BERLIN (AP) -- With the future of the euro in the balance, German lawmakers were expected Friday to approve the massive rescue deal to save the common currency and contain the debt crisis -- a signal that the finance minister said was needed to reassure jittery markets.
Both houses of parliament were scheduled to vote on the euro750 billion (nearly $1 trillion) package drawn up two weeks ago and Chancellor Angela Merkel's center-right government currently holds a majority in each.
Germany, Europe's biggest economy, is to contribute between euro123 billion and euro147.6 billion in loan guarantees. It comes hard of the heels of a separate package to rescue Greece -- which was already unpopular, given that Germans dislike the idea of paying for others' financial missteps.

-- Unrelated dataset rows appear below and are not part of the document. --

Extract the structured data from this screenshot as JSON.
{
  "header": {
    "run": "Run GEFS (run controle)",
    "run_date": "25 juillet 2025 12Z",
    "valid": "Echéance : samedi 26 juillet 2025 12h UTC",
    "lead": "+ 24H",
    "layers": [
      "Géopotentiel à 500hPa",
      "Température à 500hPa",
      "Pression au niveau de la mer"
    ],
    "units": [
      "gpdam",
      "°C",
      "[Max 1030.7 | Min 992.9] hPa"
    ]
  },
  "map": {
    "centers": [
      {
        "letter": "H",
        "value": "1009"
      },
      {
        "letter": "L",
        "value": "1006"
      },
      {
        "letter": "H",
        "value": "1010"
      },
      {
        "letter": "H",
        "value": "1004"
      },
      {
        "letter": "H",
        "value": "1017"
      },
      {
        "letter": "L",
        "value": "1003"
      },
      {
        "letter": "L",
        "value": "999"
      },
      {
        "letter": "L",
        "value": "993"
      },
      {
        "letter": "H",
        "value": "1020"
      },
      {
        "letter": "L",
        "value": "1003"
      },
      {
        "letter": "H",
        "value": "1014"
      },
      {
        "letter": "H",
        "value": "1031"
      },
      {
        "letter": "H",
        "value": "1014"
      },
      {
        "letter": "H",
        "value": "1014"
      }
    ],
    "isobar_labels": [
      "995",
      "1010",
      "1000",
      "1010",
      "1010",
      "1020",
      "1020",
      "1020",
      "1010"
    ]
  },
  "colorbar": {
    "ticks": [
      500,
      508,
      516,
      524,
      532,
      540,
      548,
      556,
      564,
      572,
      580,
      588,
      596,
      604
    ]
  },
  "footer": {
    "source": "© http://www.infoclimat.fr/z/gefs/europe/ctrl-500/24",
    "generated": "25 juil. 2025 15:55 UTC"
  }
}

"We have to put into effect what we have agreed, because markets will only trust when it is actually in effect," Finance Minister Wolfgang Schaeuble told lawmakers. "The reality is that the markets look more at Germany than at Cyprus or Malta ... so it is right, in order to win markets' confidence, that we decide so quickly."

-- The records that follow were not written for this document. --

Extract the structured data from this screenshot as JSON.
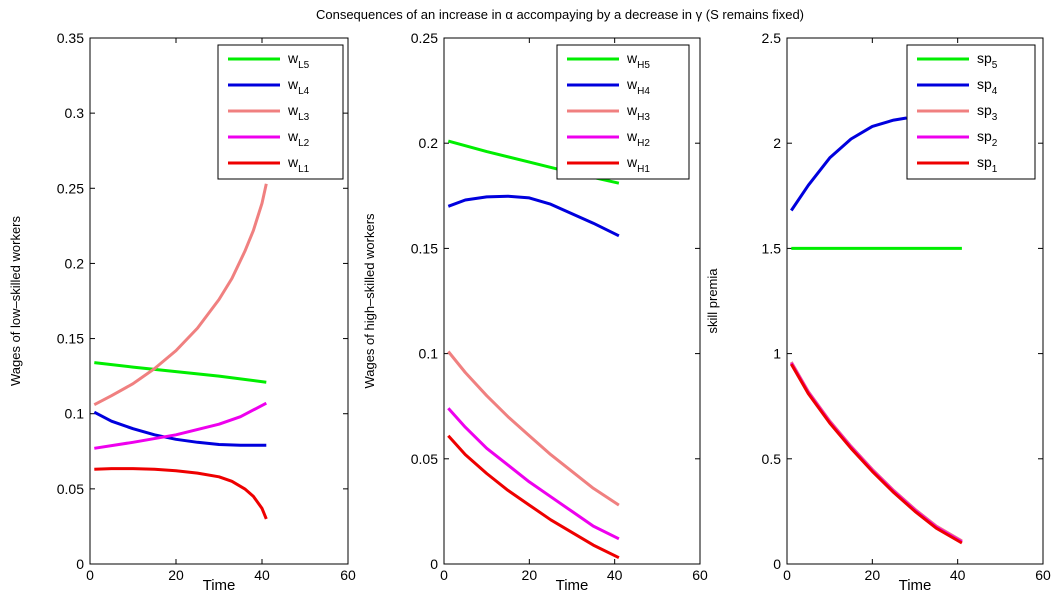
{
  "figure": {
    "suptitle": "Consequences of an increase in α accompaying by a decrease in γ (S remains fixed)"
  },
  "chart_data": [
    {
      "type": "line",
      "title": "",
      "xlabel": "Time",
      "ylabel": "Wages of low–skilled workers",
      "xlim": [
        0,
        60
      ],
      "ylim": [
        0,
        0.35
      ],
      "xticks": [
        "0",
        "20",
        "40",
        "60"
      ],
      "yticks": [
        "0",
        "0.05",
        "0.1",
        "0.15",
        "0.2",
        "0.25",
        "0.3",
        "0.35"
      ],
      "legend_position": "top-right",
      "series": [
        {
          "name": "w",
          "sub": "L5",
          "color": "#00ee00",
          "x": [
            1,
            10,
            20,
            30,
            41
          ],
          "y": [
            0.134,
            0.131,
            0.128,
            0.125,
            0.121
          ]
        },
        {
          "name": "w",
          "sub": "L4",
          "color": "#0000dd",
          "x": [
            1,
            5,
            10,
            15,
            20,
            25,
            30,
            35,
            41
          ],
          "y": [
            0.101,
            0.095,
            0.09,
            0.086,
            0.083,
            0.081,
            0.0795,
            0.079,
            0.079
          ]
        },
        {
          "name": "w",
          "sub": "L3",
          "color": "#f08080",
          "x": [
            1,
            5,
            10,
            15,
            20,
            25,
            30,
            33,
            36,
            38,
            40,
            41
          ],
          "y": [
            0.106,
            0.112,
            0.12,
            0.13,
            0.142,
            0.157,
            0.176,
            0.19,
            0.208,
            0.222,
            0.24,
            0.253
          ]
        },
        {
          "name": "w",
          "sub": "L2",
          "color": "#ee00ee",
          "x": [
            1,
            10,
            20,
            30,
            35,
            41
          ],
          "y": [
            0.077,
            0.081,
            0.086,
            0.093,
            0.098,
            0.107
          ]
        },
        {
          "name": "w",
          "sub": "L1",
          "color": "#ee0000",
          "x": [
            1,
            5,
            10,
            15,
            20,
            25,
            30,
            33,
            36,
            38,
            40,
            41
          ],
          "y": [
            0.063,
            0.0635,
            0.0635,
            0.063,
            0.062,
            0.0605,
            0.058,
            0.055,
            0.05,
            0.045,
            0.037,
            0.03
          ]
        }
      ]
    },
    {
      "type": "line",
      "title": "",
      "xlabel": "Time",
      "ylabel": "Wages of high–skilled workers",
      "xlim": [
        0,
        60
      ],
      "ylim": [
        0,
        0.25
      ],
      "xticks": [
        "0",
        "20",
        "40",
        "60"
      ],
      "yticks": [
        "0",
        "0.05",
        "0.1",
        "0.15",
        "0.2",
        "0.25"
      ],
      "legend_position": "top-right",
      "series": [
        {
          "name": "w",
          "sub": "H5",
          "color": "#00ee00",
          "x": [
            1,
            10,
            20,
            30,
            41
          ],
          "y": [
            0.201,
            0.196,
            0.191,
            0.186,
            0.181
          ]
        },
        {
          "name": "w",
          "sub": "H4",
          "color": "#0000dd",
          "x": [
            1,
            5,
            10,
            15,
            20,
            25,
            30,
            35,
            41
          ],
          "y": [
            0.17,
            0.173,
            0.1745,
            0.1748,
            0.174,
            0.171,
            0.1665,
            0.162,
            0.156
          ]
        },
        {
          "name": "w",
          "sub": "H3",
          "color": "#f08080",
          "x": [
            1,
            5,
            10,
            15,
            20,
            25,
            30,
            35,
            41
          ],
          "y": [
            0.101,
            0.091,
            0.08,
            0.07,
            0.061,
            0.052,
            0.044,
            0.036,
            0.028
          ]
        },
        {
          "name": "w",
          "sub": "H2",
          "color": "#ee00ee",
          "x": [
            1,
            5,
            10,
            15,
            20,
            25,
            30,
            35,
            41
          ],
          "y": [
            0.074,
            0.065,
            0.055,
            0.047,
            0.039,
            0.032,
            0.025,
            0.018,
            0.012
          ]
        },
        {
          "name": "w",
          "sub": "H1",
          "color": "#ee0000",
          "x": [
            1,
            5,
            10,
            15,
            20,
            25,
            30,
            35,
            41
          ],
          "y": [
            0.061,
            0.052,
            0.043,
            0.035,
            0.028,
            0.021,
            0.015,
            0.009,
            0.003
          ]
        }
      ]
    },
    {
      "type": "line",
      "title": "",
      "xlabel": "Time",
      "ylabel": "skill premia",
      "xlim": [
        0,
        60
      ],
      "ylim": [
        0,
        2.5
      ],
      "xticks": [
        "0",
        "20",
        "40",
        "60"
      ],
      "yticks": [
        "0",
        "0.5",
        "1",
        "1.5",
        "2",
        "2.5"
      ],
      "legend_position": "top-right",
      "series": [
        {
          "name": "sp",
          "sub": "5",
          "color": "#00ee00",
          "x": [
            1,
            41
          ],
          "y": [
            1.5,
            1.5
          ]
        },
        {
          "name": "sp",
          "sub": "4",
          "color": "#0000dd",
          "x": [
            1,
            5,
            10,
            15,
            20,
            25,
            28
          ],
          "y": [
            1.68,
            1.8,
            1.93,
            2.02,
            2.08,
            2.11,
            2.12
          ]
        },
        {
          "name": "sp",
          "sub": "3",
          "color": "#f08080",
          "x": [
            1,
            5,
            10,
            15,
            20,
            25,
            30,
            35,
            41
          ],
          "y": [
            0.96,
            0.82,
            0.68,
            0.56,
            0.45,
            0.35,
            0.26,
            0.18,
            0.11
          ]
        },
        {
          "name": "sp",
          "sub": "2",
          "color": "#ee00ee",
          "x": [
            1,
            5,
            10,
            15,
            20,
            25,
            30,
            35,
            41
          ],
          "y": [
            0.955,
            0.815,
            0.675,
            0.555,
            0.445,
            0.345,
            0.255,
            0.175,
            0.105
          ]
        },
        {
          "name": "sp",
          "sub": "1",
          "color": "#ee0000",
          "x": [
            1,
            5,
            10,
            15,
            20,
            25,
            30,
            35,
            41
          ],
          "y": [
            0.95,
            0.81,
            0.67,
            0.55,
            0.44,
            0.34,
            0.25,
            0.17,
            0.1
          ]
        }
      ]
    }
  ]
}
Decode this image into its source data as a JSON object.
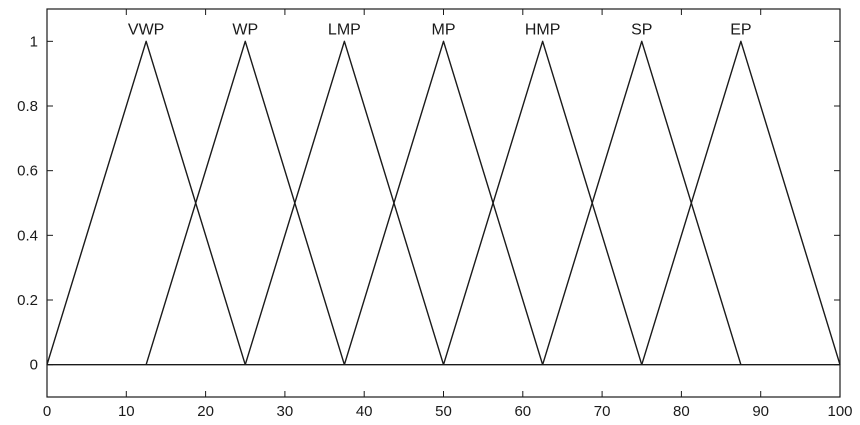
{
  "chart_data": {
    "type": "line",
    "title": "",
    "xlabel": "",
    "ylabel": "",
    "xlim": [
      0,
      100
    ],
    "ylim": [
      -0.1,
      1.1
    ],
    "xticks": [
      0,
      10,
      20,
      30,
      40,
      50,
      60,
      70,
      80,
      90,
      100
    ],
    "yticks": [
      0,
      0.2,
      0.4,
      0.6,
      0.8,
      1
    ],
    "grid": false,
    "legend": "none",
    "series": [
      {
        "name": "VWP",
        "x": [
          0,
          12.5,
          25
        ],
        "y": [
          0,
          1,
          0
        ]
      },
      {
        "name": "WP",
        "x": [
          12.5,
          25,
          37.5
        ],
        "y": [
          0,
          1,
          0
        ]
      },
      {
        "name": "LMP",
        "x": [
          25,
          37.5,
          50
        ],
        "y": [
          0,
          1,
          0
        ]
      },
      {
        "name": "MP",
        "x": [
          37.5,
          50,
          62.5
        ],
        "y": [
          0,
          1,
          0
        ]
      },
      {
        "name": "HMP",
        "x": [
          50,
          62.5,
          75
        ],
        "y": [
          0,
          1,
          0
        ]
      },
      {
        "name": "SP",
        "x": [
          62.5,
          75,
          87.5
        ],
        "y": [
          0,
          1,
          0
        ]
      },
      {
        "name": "EP",
        "x": [
          75,
          87.5,
          100
        ],
        "y": [
          0,
          1,
          0
        ]
      }
    ],
    "baseline": {
      "y": 0
    },
    "colors": {
      "line": "#1a1a1a",
      "axes": "#1a1a1a"
    }
  }
}
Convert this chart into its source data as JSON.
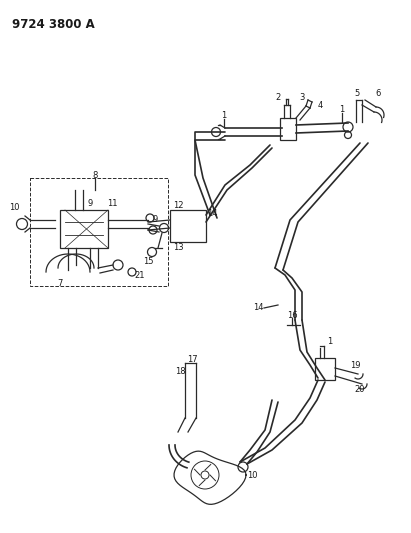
{
  "title": "9724 3800 A",
  "bg_color": "#ffffff",
  "line_color": "#2a2a2a",
  "text_color": "#1a1a1a",
  "label_fontsize": 6.0,
  "fig_width": 4.11,
  "fig_height": 5.33,
  "dpi": 100
}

Merkel had called for lawmakers' approval on Wednesday, declaring that "if the euro fails, then Europe fails." "We are not doing this out of generosity toward others; we are doing this in our own best national interest," Schaeuble said. "And this national interest means remaining integrated into a Europe growing further together."
Nearly two-thirds of German exports go to other eurozone countries, and "if we didn't have the common currency, we would have much less economic potential, less prosperity and less social security," he added.